Pentingnya Review Bersama

Dr. Tolkah, M.A., selaku Ketua Lembaga Penjaminan Mutu UIN Walisongo, menambahkan bahwa FGD ini merupakan momentum untuk melakukan review dokumen akreditasi bersama Dewan Eksekutif BAN-PT. Kegiatan ini diperlukan untuk menilai kesesuaian kriteria dan kesiapan institusi dalam menghadapi perubahan instrumen penilaian.

Klasifikasi Hasil Akreditasi

Prof. Slamet menjelaskan bahwa program studi yang masa akreditasinya berakhir pada 31 Mei 2026 akan menggunakan instrumen baru dalam proses akreditasi. Hasil akreditasi akan diklasifikasikan menjadi tiga kategori: tidak terakreditasi, terakreditasi, dan unggul. Selain itu, instrumen penilaian kini dibedakan berdasarkan klaster perguruan tinggi, bukan lagi bersifat umum.

Ia juga menekankan pentingnya kesesuaian kompetensi sumber daya manusia dengan profil lulusan, penilaian terhadap proses pembelajaran setiap angkatan, serta pemenuhan syarat dosen, seperti kepemilikan jabatan akademik dan proporsi dosen doktor. Perguruan tinggi juga diminta untuk menentukan fokus utama mereka, apakah pada pendidikan, riset, atau pengabdian kepada masyarakat.

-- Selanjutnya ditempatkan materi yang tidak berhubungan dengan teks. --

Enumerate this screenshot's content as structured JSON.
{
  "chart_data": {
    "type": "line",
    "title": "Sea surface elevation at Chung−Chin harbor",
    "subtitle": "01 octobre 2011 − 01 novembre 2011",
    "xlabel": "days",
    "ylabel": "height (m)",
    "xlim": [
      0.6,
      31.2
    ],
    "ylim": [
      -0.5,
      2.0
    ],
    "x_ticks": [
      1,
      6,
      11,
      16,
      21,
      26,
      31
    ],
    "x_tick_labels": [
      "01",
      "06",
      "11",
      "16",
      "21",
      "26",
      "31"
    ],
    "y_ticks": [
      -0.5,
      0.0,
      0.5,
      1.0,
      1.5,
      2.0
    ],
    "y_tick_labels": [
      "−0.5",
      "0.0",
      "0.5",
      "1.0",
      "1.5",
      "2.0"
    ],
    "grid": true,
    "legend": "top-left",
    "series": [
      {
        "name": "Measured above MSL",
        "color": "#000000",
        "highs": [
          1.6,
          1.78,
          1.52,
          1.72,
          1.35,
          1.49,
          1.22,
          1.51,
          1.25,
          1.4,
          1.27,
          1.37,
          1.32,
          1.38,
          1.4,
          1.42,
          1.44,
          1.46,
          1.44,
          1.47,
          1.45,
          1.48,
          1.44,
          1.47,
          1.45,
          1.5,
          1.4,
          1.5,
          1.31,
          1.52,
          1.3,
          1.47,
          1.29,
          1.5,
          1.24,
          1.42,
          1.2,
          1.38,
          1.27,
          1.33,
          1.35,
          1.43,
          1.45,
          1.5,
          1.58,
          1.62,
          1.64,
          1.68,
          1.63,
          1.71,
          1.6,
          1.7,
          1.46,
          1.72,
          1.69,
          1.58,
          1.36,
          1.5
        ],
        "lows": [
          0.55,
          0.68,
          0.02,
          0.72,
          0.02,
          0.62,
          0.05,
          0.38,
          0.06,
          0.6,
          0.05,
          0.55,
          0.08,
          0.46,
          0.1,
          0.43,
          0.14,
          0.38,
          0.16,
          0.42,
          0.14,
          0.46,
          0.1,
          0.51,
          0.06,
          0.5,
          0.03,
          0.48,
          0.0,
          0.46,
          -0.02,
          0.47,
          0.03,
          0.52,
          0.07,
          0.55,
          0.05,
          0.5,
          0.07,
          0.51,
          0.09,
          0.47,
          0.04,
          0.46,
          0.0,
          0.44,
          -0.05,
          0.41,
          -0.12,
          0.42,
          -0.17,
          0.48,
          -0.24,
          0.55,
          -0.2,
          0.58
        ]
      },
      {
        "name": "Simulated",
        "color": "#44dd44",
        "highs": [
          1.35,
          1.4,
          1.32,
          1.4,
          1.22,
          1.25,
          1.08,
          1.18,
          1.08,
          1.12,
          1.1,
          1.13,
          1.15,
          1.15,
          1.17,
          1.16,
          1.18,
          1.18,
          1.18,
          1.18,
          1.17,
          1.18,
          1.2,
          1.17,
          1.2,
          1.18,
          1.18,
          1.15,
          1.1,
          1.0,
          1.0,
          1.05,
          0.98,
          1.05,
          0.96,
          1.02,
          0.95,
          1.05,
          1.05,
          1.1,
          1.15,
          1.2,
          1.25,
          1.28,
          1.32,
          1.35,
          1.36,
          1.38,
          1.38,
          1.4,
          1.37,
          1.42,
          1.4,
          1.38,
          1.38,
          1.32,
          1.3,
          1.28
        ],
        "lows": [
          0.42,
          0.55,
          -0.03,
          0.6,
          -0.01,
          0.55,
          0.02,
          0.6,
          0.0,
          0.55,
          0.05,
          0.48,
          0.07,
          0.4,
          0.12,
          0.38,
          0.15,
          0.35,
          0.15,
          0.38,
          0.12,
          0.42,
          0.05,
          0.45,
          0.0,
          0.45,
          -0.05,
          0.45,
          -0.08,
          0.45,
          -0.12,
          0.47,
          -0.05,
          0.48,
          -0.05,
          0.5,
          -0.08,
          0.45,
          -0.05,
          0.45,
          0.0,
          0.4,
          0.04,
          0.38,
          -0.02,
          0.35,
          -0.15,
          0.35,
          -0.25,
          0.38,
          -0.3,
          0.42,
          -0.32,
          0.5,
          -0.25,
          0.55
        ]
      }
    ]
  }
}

Keselarasan Penulisan Karya Ilmiah

Dalam sesi tanya jawab, Prof. Slamet menekankan bahwa kebijakan penulisan karya ilmiah harus sejalan dengan misi institusi. Untuk perguruan tinggi yang berorientasi riset, lulusan doktor didorong untuk menulis jurnal internasional dengan bantuan dosen pembimbing. Publikasi riset murni dapat diintegrasikan melalui pusat studi yang mengelola bidang pendidikan maupun riset.

Melalui FGD ini, UIN Walisongo berharap seluruh pengelola program studi dapat memahami arah baru akreditasi, sehingga mampu meningkatkan mutu institusi dan daya saing lulusan baik di tingkat nasional maupun internasional.